Leanstral: Open-source agent for trustworthy coding and formal proof engineering
Lean 4 paper (2021): https://dl.acm.org/doi/10.1007/978-3-030-79876-5_37
Leanstral: Open-source agent for trustworthy coding and formal proof engineering
Lean 4 paper (2021): https://dl.acm.org/doi/10.1007/978-3-030-79876-5_37
It’s great to see this pattern of people realising that agents can specify the desired behavior then write code to conform to the specs.
TDD, verification, whatever your tool; verification suites of all sorts accrue over time into a very detailed repository of documentation of how things are supposed to work that, being executable, puts zero tokens in the context when the code is correct.
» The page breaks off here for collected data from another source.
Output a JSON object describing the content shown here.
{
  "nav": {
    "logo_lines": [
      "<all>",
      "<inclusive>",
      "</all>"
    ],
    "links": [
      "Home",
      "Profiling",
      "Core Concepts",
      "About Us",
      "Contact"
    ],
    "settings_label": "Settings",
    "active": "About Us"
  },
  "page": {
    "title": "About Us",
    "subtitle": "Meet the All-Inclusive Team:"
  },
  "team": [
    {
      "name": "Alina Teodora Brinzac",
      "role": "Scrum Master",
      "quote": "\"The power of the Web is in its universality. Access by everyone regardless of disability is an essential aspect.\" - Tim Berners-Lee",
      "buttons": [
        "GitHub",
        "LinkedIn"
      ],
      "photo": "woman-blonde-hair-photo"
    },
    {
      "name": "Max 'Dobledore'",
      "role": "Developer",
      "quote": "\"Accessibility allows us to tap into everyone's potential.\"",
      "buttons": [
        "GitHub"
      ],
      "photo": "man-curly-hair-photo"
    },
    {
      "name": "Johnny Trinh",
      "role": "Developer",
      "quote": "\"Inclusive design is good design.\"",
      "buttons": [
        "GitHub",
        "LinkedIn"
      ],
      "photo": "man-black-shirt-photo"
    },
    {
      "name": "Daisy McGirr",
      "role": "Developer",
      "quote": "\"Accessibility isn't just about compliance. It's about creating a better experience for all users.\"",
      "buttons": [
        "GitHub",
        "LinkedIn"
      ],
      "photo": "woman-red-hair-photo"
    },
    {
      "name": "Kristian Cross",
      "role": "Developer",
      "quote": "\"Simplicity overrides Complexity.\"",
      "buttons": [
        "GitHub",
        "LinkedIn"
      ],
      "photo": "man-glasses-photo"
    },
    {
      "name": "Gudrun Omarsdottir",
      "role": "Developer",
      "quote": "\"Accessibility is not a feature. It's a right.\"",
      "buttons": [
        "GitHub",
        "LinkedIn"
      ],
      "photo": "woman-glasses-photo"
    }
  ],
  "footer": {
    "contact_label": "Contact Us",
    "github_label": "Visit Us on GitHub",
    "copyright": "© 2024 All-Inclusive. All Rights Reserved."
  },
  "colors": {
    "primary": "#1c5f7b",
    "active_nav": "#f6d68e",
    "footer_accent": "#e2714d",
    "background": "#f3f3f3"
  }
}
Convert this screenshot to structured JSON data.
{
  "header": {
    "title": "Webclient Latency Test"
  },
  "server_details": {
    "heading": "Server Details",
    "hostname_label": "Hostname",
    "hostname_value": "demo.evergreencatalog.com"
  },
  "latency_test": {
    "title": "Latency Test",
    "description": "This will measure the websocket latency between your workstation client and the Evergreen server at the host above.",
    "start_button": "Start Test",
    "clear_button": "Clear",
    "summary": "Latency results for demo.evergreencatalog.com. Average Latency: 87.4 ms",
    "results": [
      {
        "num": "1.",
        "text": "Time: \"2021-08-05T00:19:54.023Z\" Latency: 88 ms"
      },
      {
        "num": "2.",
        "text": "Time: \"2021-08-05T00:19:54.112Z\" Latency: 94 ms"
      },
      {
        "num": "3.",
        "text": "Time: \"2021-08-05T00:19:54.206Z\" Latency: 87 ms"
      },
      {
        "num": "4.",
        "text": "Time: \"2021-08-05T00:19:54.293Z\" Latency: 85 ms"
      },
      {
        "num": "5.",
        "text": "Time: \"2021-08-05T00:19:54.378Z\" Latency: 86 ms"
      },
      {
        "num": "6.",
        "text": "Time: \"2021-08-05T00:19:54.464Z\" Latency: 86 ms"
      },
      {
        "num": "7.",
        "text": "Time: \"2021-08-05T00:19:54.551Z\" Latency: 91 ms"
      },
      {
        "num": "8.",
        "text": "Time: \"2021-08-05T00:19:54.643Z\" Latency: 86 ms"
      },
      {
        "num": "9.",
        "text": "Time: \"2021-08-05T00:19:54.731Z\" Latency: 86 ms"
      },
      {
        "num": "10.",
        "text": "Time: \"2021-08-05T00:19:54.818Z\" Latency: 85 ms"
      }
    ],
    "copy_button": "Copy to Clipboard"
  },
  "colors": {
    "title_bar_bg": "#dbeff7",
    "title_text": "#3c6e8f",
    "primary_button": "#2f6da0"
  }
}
It’s more powerful than reams upon reams of markdown specs. That’s because it encodes details, not intent. Your intent is helpful at the leading edge of the process, but the codified result needs shoring up to prevent regression. That’s the area software engineering has always ignored because we have gotten by on letting teams hold context in their heads and docs.
As software gets more complex we need better solutions than “go ask Jim about that, bloke’s been in the code for years”.
That matches what I’ve seen as well — generation is the easy part, validation is the bottleneck.
I’ve been experimenting with a small sparse-regression system that infers governing equations from raw data, and it can produce a lot of plausible candidates quickly. The hard part is filtering out the ones that look right but violate underlying constraints.
For example, it recovered the Sun’s rotation (~25.1 days vs 27 actual) from solar wind data, but most candidate equations were subtly wrong until you enforced consistency checks.
Feels like systems that treat verification as the source of truth (not just an afterthought) are the ones that will actually scale.